Chapter 4
The Crows Are Watching
Some people in Analia circle never openly ask for anything. Instead, they watch. They pay attention to opportunities, relationships, and resources. Like crows waiting for the perfect moment, they position themselves to benefit whenever someone else succeeds or struggles.
The velvet of Bartholomew’s invitation felt impossibly thick between my fingers, a testament to the sheer, unadulterated decadence he promised. “A little soirée,” he’d called it, as if he were inviting me to a potluck and not, as the embossed script on the card suggested, a gathering of the glittering elite. My apartment, which I’d always considered perfectly cozy, suddenly felt like a shoebox compared to the palatial estate Bartholomew had described, a place where chandeliers dripped diamonds and the champagne flowed like a river of pure joy.
And I, Traydon, with my perpetually slightly-too-short trousers and my knack for knocking over small furniture, was invited. Invited! To rub elbows with people who probably had names that sounded like they were plucked from a particularly fancy cheese board.
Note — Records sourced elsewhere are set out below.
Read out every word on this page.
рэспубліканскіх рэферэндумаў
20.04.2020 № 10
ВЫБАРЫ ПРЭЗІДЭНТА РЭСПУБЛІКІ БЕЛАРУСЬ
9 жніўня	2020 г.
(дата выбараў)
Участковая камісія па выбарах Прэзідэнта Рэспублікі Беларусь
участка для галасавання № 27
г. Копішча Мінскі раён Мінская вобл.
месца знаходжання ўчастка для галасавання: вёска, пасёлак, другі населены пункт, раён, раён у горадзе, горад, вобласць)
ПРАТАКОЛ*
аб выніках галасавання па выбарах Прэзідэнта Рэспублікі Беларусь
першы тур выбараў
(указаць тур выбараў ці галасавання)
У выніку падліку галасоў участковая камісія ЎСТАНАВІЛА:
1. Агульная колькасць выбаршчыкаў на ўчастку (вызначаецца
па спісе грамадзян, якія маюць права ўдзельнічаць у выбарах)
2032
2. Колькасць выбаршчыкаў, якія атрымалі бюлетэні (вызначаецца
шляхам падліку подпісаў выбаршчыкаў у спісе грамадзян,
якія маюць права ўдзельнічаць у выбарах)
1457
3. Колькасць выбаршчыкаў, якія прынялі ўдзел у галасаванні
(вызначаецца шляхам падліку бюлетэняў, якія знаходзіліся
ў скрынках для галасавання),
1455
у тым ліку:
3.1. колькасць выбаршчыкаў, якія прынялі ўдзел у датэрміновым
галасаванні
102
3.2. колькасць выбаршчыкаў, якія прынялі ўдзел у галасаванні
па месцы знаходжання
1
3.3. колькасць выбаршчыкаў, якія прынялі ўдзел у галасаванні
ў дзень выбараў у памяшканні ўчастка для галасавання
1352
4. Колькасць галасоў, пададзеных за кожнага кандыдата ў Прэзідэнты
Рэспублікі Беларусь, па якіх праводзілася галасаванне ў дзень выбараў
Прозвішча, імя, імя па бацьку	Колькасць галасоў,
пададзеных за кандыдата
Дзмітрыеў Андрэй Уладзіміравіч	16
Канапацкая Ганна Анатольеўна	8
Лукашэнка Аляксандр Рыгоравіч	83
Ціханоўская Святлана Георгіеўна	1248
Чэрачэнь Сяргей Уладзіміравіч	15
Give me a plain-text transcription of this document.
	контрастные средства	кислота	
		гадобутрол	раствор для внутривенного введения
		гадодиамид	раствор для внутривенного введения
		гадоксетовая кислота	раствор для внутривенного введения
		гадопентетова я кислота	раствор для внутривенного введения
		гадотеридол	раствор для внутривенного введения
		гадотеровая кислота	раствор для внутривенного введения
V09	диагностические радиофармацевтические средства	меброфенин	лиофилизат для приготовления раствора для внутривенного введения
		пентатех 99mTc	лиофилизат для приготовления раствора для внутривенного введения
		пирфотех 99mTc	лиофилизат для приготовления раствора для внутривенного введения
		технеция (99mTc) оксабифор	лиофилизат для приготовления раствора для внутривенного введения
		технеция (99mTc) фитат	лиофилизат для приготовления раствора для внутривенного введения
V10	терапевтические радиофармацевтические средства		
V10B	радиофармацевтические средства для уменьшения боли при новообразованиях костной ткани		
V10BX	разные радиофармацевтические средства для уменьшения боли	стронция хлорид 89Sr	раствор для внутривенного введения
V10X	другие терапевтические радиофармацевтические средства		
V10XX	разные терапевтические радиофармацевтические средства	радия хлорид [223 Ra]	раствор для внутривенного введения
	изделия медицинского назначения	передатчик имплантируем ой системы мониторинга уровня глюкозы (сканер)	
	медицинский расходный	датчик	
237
Bartholomew, with his impossibly bright eyes and a laugh that could charm the spots off a leopard, had swept into my life like a benevolent tornado, leaving a trail of compliments and promises of exciting new experiences. He made me feel… seen. Important. Like maybe, just maybe, I wasn’t destined to spend my evenings alphabetizing my spice rack.
The night of the party, I’d spent an embarrassing amount of time wrestling with my one decent blazer, convinced I’d somehow put it on inside out. The taxi ride, a splurge I justified with the sheer magnitude of the occasion, deposited me at gates that looked like they’d been forged by mythical blacksmiths. The grounds were manicured to within an inch of their lives, and the house itself glowed like a captured sun.